Saskatoon Co-op, which achieved sales of $503 million in 2021, operates six retail food stores, Seven wine, spirits and beer stores, two home centres, one agro centre, 13 gas bars/convenience stores, seven car washes and one hybrid store in Colonsay. Alongside Saskatoon, it has operations in Watrous, Colonsay, Dalmeny, Hepburn, Martensville, Rosthern, Waldheim, and Warman. The co-op has 109,000 members and 1,140 employees.

==History==
In 2014, Saskatoon Co-op opened Saskatoon's first private liquor store, occupying 10,000 square feet at Blairmore centre. It is one of the biggest liquor stores in the city.

In 2014, Saskatoon Co-op acquired the Safeway location in 8th Street in Saskatoon; it was divested as part of Sobeys' acquisition of Safeway. They then relocated the Home Centre on 8th Street into its former grocery store, and then opened a liquor store in the former Home Centre location.

In 2017, the Saskatchewan Rush of the National Lacrosse League reached a five-year sponsorship deal with Saskatoon Co-op, under which the team's venue is referred to as "Co-op Field at SaskTel Centre" during its games.

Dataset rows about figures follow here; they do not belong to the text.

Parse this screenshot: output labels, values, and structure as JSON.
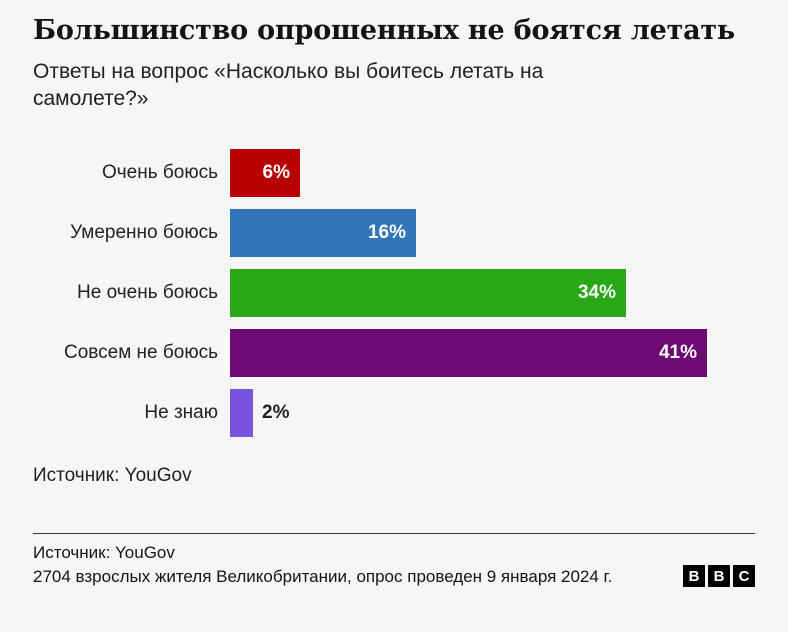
{
  "title": "Большинство опрошенных не боятся летать",
  "subtitle": "Ответы на вопрос «Насколько вы боитесь летать на самолете?»",
  "chart_data": {
    "type": "bar",
    "orientation": "horizontal",
    "title": "Большинство опрошенных не боятся летать",
    "subtitle": "Ответы на вопрос «Насколько вы боитесь летать на самолете?»",
    "categories": [
      "Очень боюсь",
      "Умеренно боюсь",
      "Не очень боюсь",
      "Совсем не боюсь",
      "Не знаю"
    ],
    "values": [
      6,
      16,
      34,
      41,
      2
    ],
    "value_labels": [
      "6%",
      "16%",
      "34%",
      "41%",
      "2%"
    ],
    "colors": [
      "#b80000",
      "#3076b8",
      "#28a814",
      "#6b0a72",
      "#7a52e0"
    ],
    "xlim": [
      0,
      41
    ],
    "grid": "off",
    "legend": "none",
    "value_label_position": [
      "inside",
      "inside",
      "inside",
      "inside",
      "outside"
    ],
    "source": "Источник: YouGov"
  },
  "source_note": "Источник: YouGov",
  "footer": {
    "source_line": "Источник: YouGov",
    "note_line": "2704 взрослых жителя Великобритании, опрос проведен 9 января 2024 г.",
    "logo_letters": [
      "B",
      "B",
      "C"
    ]
  }
}
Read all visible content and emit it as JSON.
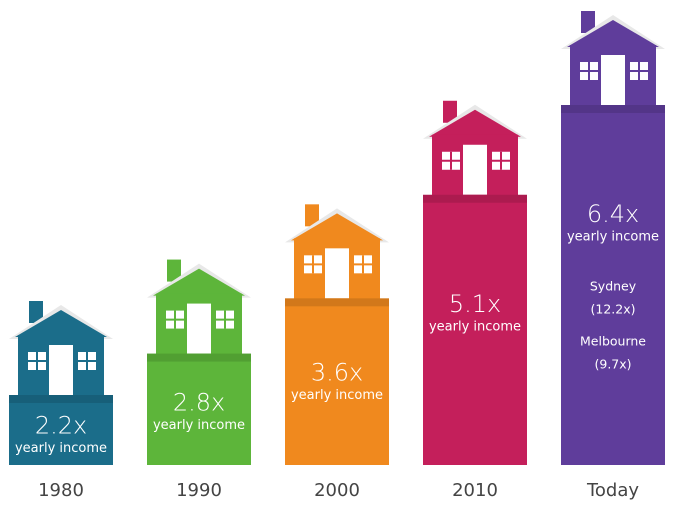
{
  "chart_data": {
    "type": "bar",
    "categories": [
      "1980",
      "1990",
      "2000",
      "2010",
      "Today"
    ],
    "values": [
      2.2,
      2.8,
      3.6,
      5.1,
      6.4
    ],
    "value_labels": [
      "2.2x",
      "2.8x",
      "3.6x",
      "5.1x",
      "6.4x"
    ],
    "bar_captions": [
      "yearly income",
      "yearly income",
      "yearly income",
      "yearly income",
      "yearly income"
    ],
    "colors": [
      "#1b6d8a",
      "#5db53a",
      "#f0891e",
      "#c41f5b",
      "#5f3d9b"
    ],
    "annotations": [
      "Sydney",
      "(12.2x)",
      "Melbourne",
      "(9.7x)"
    ]
  }
}
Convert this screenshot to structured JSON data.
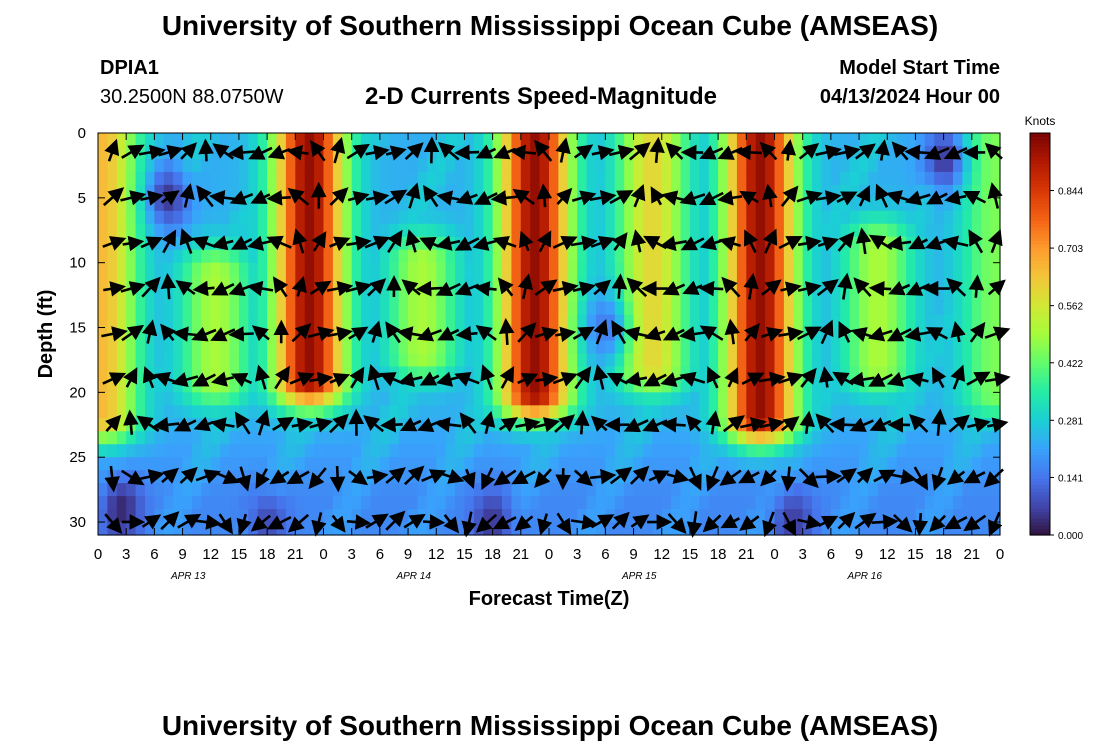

In November 2018, UFCW Local 1400 workers at Saskatoon Co-op went on strike (Note: Workers at a former Safeway that was acquired by Saskatoon Co-op did not participate in the strike. The employees at this location were represented by the Retail, Wholesale and Department Store Union) over a proposed two-tier salary structure that would place newer employees on a lower pay grid. The union and Saskatoon Co-op reached an agreement in April 2019 that ended the strike.

In February 2019, Hepburn Co-op amalgamated into Saskatoon Co-op, expanding its operations to include Dalmeny, Hepburn, Rosthern, and Waldheim.